Gramophone

Joanna Leach devotes 15 tracks to a 1727 spinet by Thomas Barton, five to a 1787 Longman & Broderip square piano, nine to an 1823 Stodart square, and five to an 1832 Clementi square. It is very much a matter of taste, but personally I find the spinet the most rewarding to hear because it isn’t trying to sound like a pianoforte and failing. If square pianos were ever any good, they would still be manufactured today, mass-produced in some factory in South Korea. On the other hand, there is no denying the pleasure of experiencing the music of Mozart, Handel and Schubert in a domestic setting and as it would have been heard in the instruments of the day. All four instruments are pitched at 415Hz with the result that everything sounds a semitone lower than written – so Soler’s Sonata no. 84 in heard in D flat major, Mendelssohn’s Venetian Gondola Song op. 30 no. 6 in F minor, and so on.

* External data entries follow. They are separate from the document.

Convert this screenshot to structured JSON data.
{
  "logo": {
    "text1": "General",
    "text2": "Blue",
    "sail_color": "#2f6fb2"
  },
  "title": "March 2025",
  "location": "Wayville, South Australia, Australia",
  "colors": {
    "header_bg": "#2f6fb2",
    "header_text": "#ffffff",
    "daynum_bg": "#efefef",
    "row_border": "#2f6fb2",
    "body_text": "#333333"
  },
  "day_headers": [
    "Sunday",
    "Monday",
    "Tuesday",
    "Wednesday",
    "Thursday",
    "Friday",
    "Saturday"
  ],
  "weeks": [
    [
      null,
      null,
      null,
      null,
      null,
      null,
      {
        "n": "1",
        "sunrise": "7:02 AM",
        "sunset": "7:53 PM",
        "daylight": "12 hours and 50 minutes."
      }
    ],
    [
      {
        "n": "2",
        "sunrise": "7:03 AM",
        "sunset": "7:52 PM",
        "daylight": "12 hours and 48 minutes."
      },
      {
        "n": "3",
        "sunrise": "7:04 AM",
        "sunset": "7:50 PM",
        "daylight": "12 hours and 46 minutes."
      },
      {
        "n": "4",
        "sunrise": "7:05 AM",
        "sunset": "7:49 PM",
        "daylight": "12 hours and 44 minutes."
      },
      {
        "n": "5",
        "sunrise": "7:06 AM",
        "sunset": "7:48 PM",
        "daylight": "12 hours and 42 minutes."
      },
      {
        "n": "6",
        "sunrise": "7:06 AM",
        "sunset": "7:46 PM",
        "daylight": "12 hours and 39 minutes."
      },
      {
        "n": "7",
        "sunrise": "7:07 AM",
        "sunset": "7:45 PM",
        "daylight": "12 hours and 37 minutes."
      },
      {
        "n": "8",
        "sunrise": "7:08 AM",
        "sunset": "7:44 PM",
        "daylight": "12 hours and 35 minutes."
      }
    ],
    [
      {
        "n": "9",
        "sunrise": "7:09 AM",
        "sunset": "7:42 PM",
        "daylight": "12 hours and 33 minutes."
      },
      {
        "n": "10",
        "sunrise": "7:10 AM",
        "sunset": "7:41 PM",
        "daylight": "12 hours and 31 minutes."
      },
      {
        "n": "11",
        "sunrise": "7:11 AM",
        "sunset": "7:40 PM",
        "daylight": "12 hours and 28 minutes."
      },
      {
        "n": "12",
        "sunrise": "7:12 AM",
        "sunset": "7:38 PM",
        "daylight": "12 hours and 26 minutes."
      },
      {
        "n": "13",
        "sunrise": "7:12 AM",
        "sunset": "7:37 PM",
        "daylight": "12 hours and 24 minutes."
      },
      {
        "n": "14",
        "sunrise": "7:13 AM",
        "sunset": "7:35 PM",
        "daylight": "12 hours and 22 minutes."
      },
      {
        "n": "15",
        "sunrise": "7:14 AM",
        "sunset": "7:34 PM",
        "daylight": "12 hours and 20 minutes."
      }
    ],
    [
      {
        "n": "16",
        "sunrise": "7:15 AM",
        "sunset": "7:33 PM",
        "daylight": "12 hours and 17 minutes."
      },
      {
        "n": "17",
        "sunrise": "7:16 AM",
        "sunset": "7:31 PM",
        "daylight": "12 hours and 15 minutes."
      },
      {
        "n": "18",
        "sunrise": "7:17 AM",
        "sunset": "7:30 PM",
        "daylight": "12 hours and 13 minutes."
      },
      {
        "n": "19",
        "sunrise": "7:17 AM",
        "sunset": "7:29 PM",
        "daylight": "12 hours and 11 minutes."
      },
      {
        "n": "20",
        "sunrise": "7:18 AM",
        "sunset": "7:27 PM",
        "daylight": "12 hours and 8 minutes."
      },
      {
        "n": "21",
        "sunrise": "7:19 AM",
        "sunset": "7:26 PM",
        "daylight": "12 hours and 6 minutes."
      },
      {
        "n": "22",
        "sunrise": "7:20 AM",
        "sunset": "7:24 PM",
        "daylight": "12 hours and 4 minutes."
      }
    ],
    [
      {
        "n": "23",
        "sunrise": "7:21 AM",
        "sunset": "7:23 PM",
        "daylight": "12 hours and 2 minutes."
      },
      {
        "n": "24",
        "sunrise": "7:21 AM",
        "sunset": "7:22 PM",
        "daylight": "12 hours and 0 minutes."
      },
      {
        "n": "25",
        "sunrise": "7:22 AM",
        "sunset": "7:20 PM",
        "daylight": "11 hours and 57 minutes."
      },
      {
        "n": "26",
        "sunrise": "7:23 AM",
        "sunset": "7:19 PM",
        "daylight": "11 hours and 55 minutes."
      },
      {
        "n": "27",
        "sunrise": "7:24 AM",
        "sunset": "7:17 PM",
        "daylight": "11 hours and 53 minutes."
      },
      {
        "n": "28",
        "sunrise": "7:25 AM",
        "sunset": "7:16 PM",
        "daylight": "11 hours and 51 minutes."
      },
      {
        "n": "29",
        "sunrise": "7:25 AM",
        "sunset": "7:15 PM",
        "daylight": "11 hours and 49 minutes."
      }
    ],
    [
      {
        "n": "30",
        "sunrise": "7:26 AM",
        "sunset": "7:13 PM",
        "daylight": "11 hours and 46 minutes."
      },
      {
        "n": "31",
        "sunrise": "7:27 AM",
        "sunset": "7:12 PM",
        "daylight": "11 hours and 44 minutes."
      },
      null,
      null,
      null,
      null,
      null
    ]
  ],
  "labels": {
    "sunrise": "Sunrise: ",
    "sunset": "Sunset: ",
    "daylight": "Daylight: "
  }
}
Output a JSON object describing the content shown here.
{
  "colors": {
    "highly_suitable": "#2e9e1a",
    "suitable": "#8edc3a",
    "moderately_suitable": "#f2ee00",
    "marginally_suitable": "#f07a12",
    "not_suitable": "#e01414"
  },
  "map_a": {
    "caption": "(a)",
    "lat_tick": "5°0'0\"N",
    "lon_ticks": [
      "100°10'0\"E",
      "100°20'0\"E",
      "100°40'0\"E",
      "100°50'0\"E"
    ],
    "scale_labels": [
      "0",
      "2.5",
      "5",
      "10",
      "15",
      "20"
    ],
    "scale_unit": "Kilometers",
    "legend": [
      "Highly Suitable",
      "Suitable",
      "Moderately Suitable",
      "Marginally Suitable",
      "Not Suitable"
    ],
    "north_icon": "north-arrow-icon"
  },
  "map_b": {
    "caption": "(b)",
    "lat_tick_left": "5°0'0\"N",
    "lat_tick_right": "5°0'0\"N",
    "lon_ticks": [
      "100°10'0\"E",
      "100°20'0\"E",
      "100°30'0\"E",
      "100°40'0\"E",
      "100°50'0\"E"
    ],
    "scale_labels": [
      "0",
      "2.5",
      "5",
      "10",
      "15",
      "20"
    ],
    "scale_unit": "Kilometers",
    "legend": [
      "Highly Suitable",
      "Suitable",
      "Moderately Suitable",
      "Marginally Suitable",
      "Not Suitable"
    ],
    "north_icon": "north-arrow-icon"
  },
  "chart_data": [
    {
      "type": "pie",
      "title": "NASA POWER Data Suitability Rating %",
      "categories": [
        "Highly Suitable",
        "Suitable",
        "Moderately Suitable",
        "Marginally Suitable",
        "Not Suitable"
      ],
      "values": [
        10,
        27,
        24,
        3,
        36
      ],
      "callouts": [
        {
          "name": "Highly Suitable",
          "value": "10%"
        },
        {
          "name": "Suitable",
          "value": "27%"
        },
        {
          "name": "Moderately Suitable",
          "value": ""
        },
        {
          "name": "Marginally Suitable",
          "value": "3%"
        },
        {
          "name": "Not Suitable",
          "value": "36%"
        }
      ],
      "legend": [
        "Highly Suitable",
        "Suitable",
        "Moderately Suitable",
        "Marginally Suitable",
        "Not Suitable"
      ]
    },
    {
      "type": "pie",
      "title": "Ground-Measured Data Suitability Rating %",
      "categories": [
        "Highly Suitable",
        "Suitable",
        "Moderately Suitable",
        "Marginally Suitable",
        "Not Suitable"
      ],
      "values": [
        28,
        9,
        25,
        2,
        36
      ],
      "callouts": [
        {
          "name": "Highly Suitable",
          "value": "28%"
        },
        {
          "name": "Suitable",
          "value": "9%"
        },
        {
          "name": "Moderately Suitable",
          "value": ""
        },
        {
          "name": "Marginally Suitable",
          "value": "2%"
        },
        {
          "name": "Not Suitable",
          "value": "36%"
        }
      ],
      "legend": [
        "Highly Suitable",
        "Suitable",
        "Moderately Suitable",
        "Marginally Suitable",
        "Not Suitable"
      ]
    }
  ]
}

Joanna Leach’s playing is intimate, stylish and pleasantly unassuming. Among the many incidental delights are a very rare appearance on disc of Handel’s Fantasia in C, G60, and, in his Air and Variations from Suite no. 1 from the Second Book of Suites (the one Brahms used for his Variations), the sound of Longman & Broderip’s lute stop. But I shall always prefer my Schubert and Mendelssohn on the more expressive grand piano, for here it is hard to tell the difference between a Clementi square and a honky-tonk piano in a saloon bar.